30 Ağustos’ta birçok firma TV’de ve sanal alemde resmi geçide katıldılar. Ata’mızı, gazi ve şehitlerimizi minnetle andılar. Logolarını da yerleştirmişlerdi tabii, aksi halde anlayamayacaktık kim olduklarını.
Ben de açtım özel gün kutlama excel’imi, baktım kim kutlamış, kim kutlamamış, başladım firmaların yanına çarpıları koymaya… yok yok öyle bir şey yapmadım tabii, sanırım siz de yapmadınız.
Bunu daha önce de bir 10 Kasım’da yazmıştım. Milletin hislerine eşlik etmekte hiçbir zarar yok, Ulu Önder’i her gördüğümde benim de içimi tarifsiz duygular kaplıyor. Ama Cumhuriyet’imizin kurucu ruhundan çok uzaklaşmış olması, bu anmaları benim için çok buruk bir hale getiriyor. Eğer amaç yeni nesillere ilham vermekse, ulusun geçmişteki ortak değerlerini hatırlatmaksa, bu nostaljiden daha iyisi yapılamaz mı?
Seneye son üç senedir ayak sesleri artarak devam eden 100’üncü yıldönümleri zirve yapacak. Oluşacak iletişim patlamasını hayal edemiyorum. Tüm mecralar 100’üncü yıl güzellemesi ile dolup taşacak. Herkes birbiri ile yarışacak, biz de mendillerimizi alıp ekranların karşısına geçeceğiz.

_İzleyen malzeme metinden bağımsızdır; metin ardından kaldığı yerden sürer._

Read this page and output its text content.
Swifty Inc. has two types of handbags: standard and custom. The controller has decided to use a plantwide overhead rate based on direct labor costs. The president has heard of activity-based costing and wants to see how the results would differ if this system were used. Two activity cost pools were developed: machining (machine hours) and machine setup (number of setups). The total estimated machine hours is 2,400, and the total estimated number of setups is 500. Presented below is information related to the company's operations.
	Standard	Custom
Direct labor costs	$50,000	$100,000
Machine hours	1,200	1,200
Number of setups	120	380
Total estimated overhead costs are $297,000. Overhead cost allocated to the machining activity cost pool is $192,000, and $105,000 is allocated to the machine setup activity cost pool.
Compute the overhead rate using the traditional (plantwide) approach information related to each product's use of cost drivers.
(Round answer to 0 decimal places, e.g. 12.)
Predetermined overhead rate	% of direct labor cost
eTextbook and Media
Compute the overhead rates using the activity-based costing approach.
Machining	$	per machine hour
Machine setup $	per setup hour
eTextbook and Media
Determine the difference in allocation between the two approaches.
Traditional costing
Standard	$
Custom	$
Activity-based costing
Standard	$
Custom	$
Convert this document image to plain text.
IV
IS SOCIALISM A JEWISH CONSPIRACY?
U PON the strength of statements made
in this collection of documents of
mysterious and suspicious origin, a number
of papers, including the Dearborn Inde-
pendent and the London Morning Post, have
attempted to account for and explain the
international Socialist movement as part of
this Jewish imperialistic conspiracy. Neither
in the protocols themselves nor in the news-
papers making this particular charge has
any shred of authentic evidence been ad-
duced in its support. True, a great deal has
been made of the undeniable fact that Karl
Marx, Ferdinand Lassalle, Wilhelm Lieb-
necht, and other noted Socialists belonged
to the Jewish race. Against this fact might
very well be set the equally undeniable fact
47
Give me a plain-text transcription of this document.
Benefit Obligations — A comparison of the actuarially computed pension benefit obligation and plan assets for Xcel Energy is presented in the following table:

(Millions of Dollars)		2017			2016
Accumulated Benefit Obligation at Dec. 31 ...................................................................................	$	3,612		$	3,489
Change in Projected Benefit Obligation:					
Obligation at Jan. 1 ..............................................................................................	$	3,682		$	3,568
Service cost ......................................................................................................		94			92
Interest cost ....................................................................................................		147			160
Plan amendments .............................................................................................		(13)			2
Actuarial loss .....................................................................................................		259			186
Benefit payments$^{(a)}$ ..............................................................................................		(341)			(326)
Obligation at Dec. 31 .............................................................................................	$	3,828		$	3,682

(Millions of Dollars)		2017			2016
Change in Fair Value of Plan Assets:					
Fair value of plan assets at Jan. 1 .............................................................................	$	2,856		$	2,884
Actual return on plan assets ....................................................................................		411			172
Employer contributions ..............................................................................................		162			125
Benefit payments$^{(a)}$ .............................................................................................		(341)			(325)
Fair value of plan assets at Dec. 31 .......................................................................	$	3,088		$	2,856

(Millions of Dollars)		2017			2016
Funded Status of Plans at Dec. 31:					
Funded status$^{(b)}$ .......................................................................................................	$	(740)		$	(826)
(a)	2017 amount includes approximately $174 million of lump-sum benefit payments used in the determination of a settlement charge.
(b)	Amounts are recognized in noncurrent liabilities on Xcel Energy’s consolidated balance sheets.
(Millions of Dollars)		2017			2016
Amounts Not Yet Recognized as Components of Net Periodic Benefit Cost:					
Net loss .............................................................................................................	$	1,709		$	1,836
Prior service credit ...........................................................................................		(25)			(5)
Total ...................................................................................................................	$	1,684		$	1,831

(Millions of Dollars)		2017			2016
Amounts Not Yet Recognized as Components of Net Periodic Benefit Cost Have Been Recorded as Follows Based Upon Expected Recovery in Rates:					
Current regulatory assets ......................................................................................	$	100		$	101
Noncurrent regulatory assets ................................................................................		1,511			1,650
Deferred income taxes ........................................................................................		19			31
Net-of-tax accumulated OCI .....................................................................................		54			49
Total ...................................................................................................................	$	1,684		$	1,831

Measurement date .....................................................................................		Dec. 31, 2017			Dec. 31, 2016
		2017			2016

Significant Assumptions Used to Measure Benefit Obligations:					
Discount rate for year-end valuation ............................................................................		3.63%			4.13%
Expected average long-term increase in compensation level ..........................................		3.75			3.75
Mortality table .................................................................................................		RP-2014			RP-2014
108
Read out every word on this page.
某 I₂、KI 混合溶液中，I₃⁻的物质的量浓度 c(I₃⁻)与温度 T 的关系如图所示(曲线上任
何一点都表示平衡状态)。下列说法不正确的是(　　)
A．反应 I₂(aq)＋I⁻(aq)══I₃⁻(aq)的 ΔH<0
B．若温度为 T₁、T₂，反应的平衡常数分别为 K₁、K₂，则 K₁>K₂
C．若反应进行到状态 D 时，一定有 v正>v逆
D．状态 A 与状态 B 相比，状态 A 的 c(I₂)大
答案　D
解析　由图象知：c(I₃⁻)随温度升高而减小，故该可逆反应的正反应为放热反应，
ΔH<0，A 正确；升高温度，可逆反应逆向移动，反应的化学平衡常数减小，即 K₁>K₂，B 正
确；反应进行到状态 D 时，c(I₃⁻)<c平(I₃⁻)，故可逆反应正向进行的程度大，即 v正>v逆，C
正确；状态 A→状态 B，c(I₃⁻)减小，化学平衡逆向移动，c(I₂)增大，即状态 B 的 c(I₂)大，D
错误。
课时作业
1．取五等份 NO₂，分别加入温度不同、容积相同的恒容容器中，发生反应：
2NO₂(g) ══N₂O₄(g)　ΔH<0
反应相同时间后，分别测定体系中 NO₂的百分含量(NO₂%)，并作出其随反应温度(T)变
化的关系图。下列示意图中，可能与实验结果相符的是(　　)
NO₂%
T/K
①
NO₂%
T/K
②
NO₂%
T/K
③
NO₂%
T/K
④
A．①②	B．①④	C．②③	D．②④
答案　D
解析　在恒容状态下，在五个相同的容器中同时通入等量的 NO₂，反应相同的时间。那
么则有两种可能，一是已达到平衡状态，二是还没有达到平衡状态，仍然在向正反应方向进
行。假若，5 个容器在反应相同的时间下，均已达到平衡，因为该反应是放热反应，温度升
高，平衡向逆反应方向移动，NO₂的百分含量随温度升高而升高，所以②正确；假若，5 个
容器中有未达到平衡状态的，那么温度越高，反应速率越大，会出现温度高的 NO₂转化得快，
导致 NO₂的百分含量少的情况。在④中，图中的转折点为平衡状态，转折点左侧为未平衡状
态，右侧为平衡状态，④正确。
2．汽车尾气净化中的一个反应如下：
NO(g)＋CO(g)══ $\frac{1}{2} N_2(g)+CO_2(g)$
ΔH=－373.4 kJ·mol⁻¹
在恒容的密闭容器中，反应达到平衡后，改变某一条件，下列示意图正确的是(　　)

Peki böyle mi olmalı, siz ne diyorsunuz? İster oy verin, ister yorum yazın, belki sesimizi duyururuz.
Sizce önümüzdeki yıl Cumhuriyet’in 100.yılı için iletişime milyonlar dökecek firmalar ne yapsın?
Herkes kendi reklamını çeksin, bakalım kim daha iyisini yapacak?
Eski reklamları göstersinler, 99’u 100 yapsalar yeter, bu krizde ne gerek var?
Birleşip bir film yaptırsınlar, süper bir prodüksiyonla, müziğiyle vs dünyada ses getirsin, ne başardığımızı bilmeyen kalmasın!
Birleşip burs versinler, bizden geçti, eşine rastlanmadık bir fonla ülkeyi kalkındıracak gençlerimizi yetiştirelim.